Remember the aggressively defensive enthusiasm from Tim Atkin about the so called “Top 100 South African wines” following the competition of that name which he chaired? We were led to believe, not least by Tim and another British panellist Jamie Goode, that here at last was a credible team of judges to bring enlightenment to this corner of the Dark Continent. (The idea that a plausible list of 100 best wines could emerge from an entry of under 400 wines was airily dismissed.)
It’s always a little more than interesting to compare competition results, as contradiction is the rule rather than the exception, revealing the whole business as more a lottery than anything more definitive. But to look at how the Top 100 wines did in the International Wine Challenge (IWC) is even more interesting, as Tim Atkin is also in charge of the latter.
Comparison must be limited because neither competition tells us which wines didn’t feature among the awards. Despite this, a startling statistic emerges: of those 100 wines, no fewer than 9 couldn’t even scrape bronze medals at the London competition (they were listed as “Commended”). Another four, by my quick count, got bronzes. Incidentally, about 460 South African wines got medals at the IWC – more than the total entry for the Top 100.
These are the winners of Tim’s local competition that did poorly at his home one in London (as I said, we don’t know which ones didn’t even make it to the Commended level):
- De Grendel Rubaiyat, 2007
- Ghost Corner Semillon, 2009
- Graham Beck Pheasants’ Run Sauvignon Blanc, 2010
- Oldenburg Vineyards Cabernet Sauvignon, 2008
IWC Commended wines
- Boschendal Reserve Collection Chardonnay, 2009
- Edgebaston Cabernet Sauvignon, 2008
- Grand Vin de Glenelly, 2008
- La Motte Pierneef Shiraz Viognier, 2008
- Oldenburg Vineyards Cabernet Franc, 2009
- Oldenburg Vineyards Syrah, 2008
- Paul Cluver Chardonnay, 2009
- Paul Cluver Sauvignon Blanc, 2010
- Tokara Directors Reserve [Red], 2007
A particularly noteworthy wine among these Commendeds is the Edgebaston – because the cheaper, “second label” from the same producer, The Berry Box, actually scored vastly better, getting a gold medal. Some of the other IWC golds were not much more convincing perhaps. (The IWC, it seems to me, tends to go for notably “New World”-style wines – it’s always been a competition where Australia does very well, so it’s not surprising that Spier, for example, shone.)
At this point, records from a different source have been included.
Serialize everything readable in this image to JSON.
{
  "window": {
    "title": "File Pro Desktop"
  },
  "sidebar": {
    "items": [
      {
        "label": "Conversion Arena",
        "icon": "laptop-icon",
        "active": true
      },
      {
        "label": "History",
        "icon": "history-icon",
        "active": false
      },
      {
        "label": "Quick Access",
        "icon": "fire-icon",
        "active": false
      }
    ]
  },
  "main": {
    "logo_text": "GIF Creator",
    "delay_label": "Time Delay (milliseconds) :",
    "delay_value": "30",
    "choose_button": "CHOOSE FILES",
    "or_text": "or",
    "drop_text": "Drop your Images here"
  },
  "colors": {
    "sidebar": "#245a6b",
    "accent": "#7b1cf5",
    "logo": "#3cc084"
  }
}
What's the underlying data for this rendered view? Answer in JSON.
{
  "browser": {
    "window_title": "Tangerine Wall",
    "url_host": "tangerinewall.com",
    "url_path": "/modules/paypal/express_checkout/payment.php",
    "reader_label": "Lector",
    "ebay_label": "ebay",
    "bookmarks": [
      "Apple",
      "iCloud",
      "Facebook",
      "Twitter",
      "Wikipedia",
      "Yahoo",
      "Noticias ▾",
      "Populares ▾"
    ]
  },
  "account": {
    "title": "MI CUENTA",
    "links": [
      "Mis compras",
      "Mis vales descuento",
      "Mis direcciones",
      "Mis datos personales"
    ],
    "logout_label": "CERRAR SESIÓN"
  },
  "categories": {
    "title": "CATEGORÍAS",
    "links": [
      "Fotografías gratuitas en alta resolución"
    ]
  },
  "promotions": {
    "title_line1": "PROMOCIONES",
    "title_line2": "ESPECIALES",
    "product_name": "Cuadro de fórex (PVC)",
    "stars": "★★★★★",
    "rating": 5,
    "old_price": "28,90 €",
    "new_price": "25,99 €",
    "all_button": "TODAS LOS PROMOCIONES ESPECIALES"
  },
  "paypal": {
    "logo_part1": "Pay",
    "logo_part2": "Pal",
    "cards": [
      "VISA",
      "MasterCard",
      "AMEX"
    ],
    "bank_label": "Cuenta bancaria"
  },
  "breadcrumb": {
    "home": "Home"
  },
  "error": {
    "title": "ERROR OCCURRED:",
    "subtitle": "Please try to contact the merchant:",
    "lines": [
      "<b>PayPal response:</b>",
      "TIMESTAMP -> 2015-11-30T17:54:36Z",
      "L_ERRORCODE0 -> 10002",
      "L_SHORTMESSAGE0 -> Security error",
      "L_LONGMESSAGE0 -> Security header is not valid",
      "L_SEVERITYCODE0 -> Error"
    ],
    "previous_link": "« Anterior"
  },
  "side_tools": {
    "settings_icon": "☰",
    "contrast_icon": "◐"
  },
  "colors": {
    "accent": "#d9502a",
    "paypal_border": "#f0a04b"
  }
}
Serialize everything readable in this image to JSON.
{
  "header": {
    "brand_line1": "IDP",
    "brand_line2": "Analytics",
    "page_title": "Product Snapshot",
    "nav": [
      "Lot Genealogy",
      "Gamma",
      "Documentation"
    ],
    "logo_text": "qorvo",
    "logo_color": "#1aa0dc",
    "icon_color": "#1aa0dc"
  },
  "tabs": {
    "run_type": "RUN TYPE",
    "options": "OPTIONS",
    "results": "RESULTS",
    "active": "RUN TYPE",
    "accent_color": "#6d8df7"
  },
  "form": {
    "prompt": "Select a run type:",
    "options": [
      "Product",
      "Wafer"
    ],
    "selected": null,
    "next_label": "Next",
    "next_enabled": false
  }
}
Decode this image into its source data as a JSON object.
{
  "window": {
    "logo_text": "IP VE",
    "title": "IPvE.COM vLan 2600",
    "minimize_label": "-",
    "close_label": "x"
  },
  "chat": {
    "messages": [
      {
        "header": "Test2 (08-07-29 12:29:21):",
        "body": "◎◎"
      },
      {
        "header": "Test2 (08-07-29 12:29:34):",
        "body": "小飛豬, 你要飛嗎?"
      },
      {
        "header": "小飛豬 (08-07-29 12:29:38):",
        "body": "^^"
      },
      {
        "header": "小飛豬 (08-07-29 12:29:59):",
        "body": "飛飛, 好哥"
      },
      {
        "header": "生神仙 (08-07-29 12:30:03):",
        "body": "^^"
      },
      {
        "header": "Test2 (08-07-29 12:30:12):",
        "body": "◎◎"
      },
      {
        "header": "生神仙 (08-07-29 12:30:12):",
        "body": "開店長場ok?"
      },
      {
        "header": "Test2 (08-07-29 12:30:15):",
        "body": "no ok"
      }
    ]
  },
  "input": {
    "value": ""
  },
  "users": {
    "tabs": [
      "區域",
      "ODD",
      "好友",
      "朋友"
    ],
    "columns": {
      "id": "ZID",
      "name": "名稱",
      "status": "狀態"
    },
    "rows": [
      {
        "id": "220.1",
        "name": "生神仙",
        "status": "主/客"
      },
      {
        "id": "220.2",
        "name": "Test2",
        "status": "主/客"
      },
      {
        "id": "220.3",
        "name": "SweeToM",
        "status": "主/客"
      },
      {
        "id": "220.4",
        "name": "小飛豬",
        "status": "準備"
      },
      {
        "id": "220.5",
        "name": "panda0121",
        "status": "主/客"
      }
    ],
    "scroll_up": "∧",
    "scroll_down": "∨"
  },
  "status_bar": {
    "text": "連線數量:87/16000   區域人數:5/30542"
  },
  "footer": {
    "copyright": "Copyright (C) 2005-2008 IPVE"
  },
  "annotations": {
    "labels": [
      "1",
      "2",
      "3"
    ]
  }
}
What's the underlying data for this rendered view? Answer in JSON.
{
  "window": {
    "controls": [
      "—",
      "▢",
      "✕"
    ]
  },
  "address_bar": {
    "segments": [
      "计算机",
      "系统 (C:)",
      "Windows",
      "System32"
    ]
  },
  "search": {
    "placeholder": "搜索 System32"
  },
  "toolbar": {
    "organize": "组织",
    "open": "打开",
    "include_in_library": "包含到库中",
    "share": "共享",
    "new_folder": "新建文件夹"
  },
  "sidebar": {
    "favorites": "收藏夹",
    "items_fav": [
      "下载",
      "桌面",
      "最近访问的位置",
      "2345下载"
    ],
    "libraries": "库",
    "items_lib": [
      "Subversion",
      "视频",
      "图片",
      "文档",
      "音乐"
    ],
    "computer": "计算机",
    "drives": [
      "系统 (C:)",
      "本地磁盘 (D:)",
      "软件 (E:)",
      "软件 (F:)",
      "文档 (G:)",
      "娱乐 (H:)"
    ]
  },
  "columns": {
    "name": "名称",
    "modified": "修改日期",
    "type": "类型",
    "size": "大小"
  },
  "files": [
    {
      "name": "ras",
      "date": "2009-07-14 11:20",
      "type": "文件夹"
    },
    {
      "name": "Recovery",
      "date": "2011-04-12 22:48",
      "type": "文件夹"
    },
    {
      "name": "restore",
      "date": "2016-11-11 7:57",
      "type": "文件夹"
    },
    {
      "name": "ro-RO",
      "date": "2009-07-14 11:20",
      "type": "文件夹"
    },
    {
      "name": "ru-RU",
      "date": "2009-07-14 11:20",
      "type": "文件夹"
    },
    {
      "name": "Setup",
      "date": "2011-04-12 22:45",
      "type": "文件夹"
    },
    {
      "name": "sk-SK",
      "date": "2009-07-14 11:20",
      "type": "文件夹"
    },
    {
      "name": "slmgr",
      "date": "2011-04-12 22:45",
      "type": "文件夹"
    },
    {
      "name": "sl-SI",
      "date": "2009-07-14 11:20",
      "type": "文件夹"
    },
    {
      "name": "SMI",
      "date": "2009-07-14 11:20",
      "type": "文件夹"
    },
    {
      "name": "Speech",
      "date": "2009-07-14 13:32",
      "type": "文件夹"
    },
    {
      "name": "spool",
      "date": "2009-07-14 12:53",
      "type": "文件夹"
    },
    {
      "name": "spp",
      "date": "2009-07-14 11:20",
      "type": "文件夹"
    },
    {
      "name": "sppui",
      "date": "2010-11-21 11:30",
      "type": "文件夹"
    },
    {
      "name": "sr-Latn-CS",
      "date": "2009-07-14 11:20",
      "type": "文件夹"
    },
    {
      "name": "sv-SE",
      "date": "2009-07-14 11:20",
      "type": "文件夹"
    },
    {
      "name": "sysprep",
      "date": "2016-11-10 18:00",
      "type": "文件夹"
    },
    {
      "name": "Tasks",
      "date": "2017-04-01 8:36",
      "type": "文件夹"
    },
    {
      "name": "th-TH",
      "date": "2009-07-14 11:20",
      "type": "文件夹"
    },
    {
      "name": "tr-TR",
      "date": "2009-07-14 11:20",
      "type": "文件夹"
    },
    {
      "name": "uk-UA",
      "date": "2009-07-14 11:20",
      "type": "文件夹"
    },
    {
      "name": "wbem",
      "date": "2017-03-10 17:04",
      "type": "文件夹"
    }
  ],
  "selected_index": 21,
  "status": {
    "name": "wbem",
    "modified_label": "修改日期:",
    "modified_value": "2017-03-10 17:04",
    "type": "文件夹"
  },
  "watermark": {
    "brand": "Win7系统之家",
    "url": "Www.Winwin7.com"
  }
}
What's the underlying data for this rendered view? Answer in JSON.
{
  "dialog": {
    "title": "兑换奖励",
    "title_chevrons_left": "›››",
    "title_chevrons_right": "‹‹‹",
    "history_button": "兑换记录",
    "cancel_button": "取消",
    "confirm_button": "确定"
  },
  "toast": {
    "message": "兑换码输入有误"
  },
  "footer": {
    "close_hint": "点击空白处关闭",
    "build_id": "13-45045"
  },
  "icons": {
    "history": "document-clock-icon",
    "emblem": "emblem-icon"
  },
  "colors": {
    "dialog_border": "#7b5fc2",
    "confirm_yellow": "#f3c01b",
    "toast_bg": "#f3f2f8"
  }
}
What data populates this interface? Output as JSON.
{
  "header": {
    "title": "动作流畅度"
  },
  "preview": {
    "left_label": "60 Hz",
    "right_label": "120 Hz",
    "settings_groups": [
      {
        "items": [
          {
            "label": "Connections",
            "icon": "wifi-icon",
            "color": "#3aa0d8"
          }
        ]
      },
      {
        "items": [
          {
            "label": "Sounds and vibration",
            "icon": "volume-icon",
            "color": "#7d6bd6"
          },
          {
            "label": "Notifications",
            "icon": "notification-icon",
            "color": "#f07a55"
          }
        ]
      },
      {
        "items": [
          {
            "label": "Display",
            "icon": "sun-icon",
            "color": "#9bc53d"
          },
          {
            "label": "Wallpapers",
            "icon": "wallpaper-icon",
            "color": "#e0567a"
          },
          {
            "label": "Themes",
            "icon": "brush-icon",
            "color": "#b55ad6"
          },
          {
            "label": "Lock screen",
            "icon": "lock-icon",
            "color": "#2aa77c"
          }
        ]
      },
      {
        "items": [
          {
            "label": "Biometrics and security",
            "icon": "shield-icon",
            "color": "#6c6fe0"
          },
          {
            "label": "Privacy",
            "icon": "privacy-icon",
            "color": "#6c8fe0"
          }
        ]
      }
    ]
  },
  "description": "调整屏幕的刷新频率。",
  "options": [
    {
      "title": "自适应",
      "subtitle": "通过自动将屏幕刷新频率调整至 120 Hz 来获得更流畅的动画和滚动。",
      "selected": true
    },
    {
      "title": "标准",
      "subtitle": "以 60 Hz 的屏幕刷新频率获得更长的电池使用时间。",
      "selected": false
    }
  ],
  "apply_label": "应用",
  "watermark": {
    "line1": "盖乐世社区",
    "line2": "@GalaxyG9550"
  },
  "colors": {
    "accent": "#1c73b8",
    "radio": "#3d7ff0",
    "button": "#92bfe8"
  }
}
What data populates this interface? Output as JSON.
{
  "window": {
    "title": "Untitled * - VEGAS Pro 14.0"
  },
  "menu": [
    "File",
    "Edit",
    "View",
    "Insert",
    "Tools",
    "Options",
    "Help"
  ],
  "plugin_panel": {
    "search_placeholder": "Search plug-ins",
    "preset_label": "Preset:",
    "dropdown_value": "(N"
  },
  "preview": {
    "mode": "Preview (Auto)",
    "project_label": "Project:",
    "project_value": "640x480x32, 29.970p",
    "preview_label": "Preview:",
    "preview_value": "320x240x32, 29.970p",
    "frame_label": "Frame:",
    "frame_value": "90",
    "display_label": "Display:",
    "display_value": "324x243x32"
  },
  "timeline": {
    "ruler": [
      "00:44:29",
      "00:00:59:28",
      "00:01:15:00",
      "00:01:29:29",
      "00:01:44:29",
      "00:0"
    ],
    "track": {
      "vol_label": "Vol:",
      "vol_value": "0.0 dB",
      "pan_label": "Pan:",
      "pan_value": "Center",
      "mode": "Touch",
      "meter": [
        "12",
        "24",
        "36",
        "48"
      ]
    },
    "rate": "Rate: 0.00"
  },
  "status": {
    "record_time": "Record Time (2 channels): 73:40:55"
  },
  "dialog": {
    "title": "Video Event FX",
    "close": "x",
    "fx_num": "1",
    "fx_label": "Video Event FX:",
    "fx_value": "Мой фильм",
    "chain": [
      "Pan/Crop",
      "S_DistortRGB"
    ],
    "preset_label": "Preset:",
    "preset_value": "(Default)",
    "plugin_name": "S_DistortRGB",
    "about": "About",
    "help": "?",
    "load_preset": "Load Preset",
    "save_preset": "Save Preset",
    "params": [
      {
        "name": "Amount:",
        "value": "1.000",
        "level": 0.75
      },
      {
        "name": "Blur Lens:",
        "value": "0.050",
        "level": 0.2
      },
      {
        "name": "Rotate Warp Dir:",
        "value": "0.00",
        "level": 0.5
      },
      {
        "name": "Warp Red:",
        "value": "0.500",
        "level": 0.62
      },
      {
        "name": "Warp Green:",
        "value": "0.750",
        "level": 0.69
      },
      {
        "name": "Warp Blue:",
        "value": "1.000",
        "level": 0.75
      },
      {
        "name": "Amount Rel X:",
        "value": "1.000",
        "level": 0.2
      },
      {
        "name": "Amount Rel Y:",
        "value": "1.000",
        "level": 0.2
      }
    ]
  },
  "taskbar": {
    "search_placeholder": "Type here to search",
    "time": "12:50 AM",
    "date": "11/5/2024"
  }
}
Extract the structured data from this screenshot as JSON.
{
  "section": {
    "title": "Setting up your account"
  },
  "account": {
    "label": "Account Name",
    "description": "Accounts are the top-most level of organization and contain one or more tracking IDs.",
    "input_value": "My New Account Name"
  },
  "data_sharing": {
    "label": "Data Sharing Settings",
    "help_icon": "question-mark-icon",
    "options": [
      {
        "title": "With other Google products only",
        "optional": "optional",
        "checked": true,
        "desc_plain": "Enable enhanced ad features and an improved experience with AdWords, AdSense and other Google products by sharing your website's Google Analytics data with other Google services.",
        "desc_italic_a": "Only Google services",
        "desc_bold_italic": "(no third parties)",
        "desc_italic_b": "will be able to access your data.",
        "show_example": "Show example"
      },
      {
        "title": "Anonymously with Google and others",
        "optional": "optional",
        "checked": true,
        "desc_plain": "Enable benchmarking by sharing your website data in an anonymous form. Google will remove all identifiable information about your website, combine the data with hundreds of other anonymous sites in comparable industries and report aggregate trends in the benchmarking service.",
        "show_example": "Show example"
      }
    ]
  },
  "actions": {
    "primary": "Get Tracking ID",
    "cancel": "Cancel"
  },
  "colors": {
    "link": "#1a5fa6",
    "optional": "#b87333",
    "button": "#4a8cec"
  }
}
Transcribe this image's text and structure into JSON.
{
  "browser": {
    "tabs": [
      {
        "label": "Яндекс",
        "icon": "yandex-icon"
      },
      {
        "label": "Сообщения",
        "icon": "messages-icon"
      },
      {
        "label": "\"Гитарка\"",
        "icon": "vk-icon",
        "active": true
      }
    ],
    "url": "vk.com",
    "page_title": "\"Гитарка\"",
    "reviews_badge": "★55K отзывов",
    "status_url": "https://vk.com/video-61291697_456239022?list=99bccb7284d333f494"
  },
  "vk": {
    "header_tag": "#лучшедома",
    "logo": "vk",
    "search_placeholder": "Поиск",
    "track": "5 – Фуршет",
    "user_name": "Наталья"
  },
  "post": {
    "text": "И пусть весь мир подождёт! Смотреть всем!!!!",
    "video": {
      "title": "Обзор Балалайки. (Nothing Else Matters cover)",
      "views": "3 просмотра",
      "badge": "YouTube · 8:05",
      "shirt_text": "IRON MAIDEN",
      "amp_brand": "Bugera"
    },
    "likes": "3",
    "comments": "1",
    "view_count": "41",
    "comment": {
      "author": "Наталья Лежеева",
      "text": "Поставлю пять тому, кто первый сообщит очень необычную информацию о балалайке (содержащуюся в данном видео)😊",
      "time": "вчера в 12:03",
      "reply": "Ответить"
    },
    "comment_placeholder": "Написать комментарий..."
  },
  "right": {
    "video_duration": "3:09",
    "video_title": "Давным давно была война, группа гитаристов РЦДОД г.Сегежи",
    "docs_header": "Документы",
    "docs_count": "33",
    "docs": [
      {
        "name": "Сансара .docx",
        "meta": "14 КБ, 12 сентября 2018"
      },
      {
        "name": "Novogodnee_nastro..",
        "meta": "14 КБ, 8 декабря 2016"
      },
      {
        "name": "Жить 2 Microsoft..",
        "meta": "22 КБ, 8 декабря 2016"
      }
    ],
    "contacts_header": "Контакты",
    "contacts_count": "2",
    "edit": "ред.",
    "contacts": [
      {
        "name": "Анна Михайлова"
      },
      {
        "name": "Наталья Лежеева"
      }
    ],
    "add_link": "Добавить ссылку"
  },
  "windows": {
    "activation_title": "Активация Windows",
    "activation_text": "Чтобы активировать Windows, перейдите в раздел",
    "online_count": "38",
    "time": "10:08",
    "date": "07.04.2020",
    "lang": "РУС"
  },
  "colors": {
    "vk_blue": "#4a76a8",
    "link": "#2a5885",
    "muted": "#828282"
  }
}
Some of the other fourth-level wines you might have expected to see do rather better: like Paul Cluver Seven Flags Pinot Noir, Steenberg Magna Carta, Sutherland Viognier Roussanne (a Trophy Wine Show gold medallist) and Thelema Shiraz 2007 (Top red at the TWS).
I’d have thought this substantial contradiction would have troubled Tim Atkin – but he didn’t seem concerned when I asked him to comment. “Can’t they just have different opinions? This happens all the time. There is no “right” answer here.” (He also suggested that I am “a bit of stuck record on this theme”!, which is true enough.)
But if there is “no right answer” (if one team of fantastic tasters can say that Cluver Chardoinnay is excellent and the other can say it’s mediocre), then what actually is the point of the competitions? (Apart from making a lot of money for the organisers of course, and also giving producers a good chance for a shiny sticker: if they enter enough competitions they’re bound to win something sometime!)
At least thirteen wines which the Top 100 competition trumpeted as excellent were relegated to near-also-rans by the IWC, The pattern is repeated again and again. Frankly, it doesn’t seem to make much difference how eminent the judges are – it’s the methodology of the competitions that’s wrong. This is, quite simply, not how wines should be judged.
If this mixed set of signals to confused winelovers is acceptable to the judges, within acceptable limits of anomaly, then I still have to ask yet again (sorry Tim!): What use are these competitions to a consumer who wants to know if Glenelly Grand Vin and Oldenberg Cab Franc are at the top level of SA wine, or at the 4th level?
We don’t need to fly judges and wines around the world to compete, if the only lesson is that, as Tim Atkin says, it’s all just a matter of opinion.